First, prepare a potato broth:

  1. Peel 1 medium potato weighing 60-70 g from the peel, grate on a coarse grater in a saucepan.
    Cooking the dough on the broth
  2. Pour grated potatoes with 400 ml of water. Place the stewpan on medium heat and cook the potatoes until cooked. From the moment of boiling, this process takes about 10 minutes.
    To prepare the dough, prepare a decoction
  3. Using a hand blender, beat the potatoes in a saucepan to a very thin mashed potato. If there is no blender, you can crush potatoes, as if mashed, without draining water, or grind through a sieve. Pour the resulting potato broth into a deep bowl, in which it will be convenient for you to knead the dough. Let the liquid cool slightly - it should be warm, but in no case hot.
    Chop potatoes to make dough

Now knead the dough:

  1. In a bowl with potato broth, add 25 g of soft yeast, previously kneading them with your hand in crumbs - so they disperse faster.
    Chop potatoes to make dough
  2. Stir, add 40 g of sugar and 5-6 g of salt, stir the contents of the bowl well again.
    Combine salt and sugar to make the dough.
  3. Pour 600 g of flour into a bowl gradually, mixing it with liquid. You may need a slightly smaller or slightly larger amount, it all depends on the quality of the flour.
    Sift flour to make dough
  4. When the dough has gathered in a lump, add 45-50 ml of vegetable oil to it, and knead well. Put the dough in a bowl, cover with cling film and leave for an hour to make it fit.
    Mix the ingredients to make the dough.
  5. After an hour, the dough can be precipitated, and then left for another half hour to be raised again. And you can start cooking pastries from it right now.
    Dough on the broth is ready

Have a nice cooking!

Video recipe

The video demonstrates how to make lean yeast dough on potato broth. You will see all the steps involved in preparing this universal test with a simple recipe.

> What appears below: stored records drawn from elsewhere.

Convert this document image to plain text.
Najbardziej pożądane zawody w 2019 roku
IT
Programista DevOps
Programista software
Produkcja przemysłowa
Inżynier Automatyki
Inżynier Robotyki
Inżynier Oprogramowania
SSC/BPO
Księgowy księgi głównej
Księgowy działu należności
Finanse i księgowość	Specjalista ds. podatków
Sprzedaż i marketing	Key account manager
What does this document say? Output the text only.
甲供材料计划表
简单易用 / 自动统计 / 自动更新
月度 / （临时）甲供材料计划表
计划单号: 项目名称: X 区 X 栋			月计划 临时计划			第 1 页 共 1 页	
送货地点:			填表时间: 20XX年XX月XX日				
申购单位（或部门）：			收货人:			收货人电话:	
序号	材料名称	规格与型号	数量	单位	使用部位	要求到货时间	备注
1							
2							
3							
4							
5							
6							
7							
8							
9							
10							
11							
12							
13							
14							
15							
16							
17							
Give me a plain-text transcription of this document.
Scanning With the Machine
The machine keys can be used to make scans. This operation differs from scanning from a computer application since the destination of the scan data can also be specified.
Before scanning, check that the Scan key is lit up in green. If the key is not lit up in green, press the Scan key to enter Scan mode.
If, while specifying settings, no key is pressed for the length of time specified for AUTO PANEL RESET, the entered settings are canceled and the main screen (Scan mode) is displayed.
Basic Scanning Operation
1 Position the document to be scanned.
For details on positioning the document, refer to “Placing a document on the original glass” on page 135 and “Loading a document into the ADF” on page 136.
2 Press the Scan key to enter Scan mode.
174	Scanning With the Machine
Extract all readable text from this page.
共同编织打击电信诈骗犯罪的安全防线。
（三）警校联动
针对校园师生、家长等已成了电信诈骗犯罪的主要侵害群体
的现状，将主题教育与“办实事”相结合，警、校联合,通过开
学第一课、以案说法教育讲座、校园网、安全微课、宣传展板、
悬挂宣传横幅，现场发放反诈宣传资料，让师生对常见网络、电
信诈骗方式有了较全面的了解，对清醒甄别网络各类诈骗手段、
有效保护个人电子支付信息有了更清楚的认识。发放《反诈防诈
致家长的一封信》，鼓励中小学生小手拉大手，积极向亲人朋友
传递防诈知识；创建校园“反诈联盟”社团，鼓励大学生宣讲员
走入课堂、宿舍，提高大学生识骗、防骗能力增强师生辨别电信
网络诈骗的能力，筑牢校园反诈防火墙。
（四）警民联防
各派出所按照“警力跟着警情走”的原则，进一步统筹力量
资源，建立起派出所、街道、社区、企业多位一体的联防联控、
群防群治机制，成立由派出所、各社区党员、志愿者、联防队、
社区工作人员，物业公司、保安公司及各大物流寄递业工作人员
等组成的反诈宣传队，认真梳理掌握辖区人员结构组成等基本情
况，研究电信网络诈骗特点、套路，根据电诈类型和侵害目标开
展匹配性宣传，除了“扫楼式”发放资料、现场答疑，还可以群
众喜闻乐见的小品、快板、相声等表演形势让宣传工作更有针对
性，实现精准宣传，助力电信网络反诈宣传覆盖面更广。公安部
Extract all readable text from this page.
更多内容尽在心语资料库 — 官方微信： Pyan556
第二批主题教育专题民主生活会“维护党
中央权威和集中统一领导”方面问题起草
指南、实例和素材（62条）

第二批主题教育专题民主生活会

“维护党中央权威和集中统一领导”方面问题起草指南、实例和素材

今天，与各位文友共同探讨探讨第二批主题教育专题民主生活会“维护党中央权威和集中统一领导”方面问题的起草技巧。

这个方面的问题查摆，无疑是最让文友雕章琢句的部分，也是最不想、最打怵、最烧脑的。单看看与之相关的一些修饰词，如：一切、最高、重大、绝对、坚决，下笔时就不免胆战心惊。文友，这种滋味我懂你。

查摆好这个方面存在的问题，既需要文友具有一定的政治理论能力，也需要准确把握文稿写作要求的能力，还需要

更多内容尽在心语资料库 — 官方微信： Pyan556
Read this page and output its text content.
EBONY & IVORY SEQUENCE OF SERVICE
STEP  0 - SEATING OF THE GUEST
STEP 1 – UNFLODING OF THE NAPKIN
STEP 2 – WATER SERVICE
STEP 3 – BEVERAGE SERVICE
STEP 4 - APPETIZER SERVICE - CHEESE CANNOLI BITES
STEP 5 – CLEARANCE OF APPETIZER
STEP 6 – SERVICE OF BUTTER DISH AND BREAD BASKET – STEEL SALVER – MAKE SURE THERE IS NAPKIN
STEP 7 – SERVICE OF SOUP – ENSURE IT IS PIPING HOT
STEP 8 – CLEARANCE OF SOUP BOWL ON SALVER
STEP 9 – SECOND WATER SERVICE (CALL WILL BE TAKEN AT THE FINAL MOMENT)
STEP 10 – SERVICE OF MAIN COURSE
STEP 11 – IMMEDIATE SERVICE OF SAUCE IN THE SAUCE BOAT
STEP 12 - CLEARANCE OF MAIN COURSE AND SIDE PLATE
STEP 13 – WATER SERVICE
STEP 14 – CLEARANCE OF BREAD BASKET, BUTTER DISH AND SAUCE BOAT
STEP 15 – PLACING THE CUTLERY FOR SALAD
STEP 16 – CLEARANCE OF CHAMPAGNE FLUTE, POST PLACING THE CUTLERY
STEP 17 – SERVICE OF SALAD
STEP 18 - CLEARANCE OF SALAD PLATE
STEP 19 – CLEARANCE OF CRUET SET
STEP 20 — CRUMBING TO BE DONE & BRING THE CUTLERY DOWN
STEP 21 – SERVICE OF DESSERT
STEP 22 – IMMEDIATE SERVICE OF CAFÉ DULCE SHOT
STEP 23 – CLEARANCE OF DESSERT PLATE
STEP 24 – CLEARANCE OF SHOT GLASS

The dough on potato broth quickly enough, despite the lack of milk and eggs in it. At the same time, in baked form it is in no way inferior to butter, remaining very light and airy. Such a dough can be used after the first approach, but if you wait for it to fit a second time, the products will turn out even more fluffy.

This recipe provides a universal foundation for anything. On this test, you can cook pizza, sweet cake, or form individual pies and rolls from it. It is unpretentious to fillings - with equal success, you can use both sweet and salty filling. At the same time, baking will work well with both juicy and dry fillings.

Did you like the recipe for potato broth? It managed to come up in an hour, did it work out? What did you prepare the dough for, and what filling did you use? Are you satisfied with the result? If you know how to improve this recipe, or you know other options for making dough on potato broth - share your ideas and knowledge in the comments!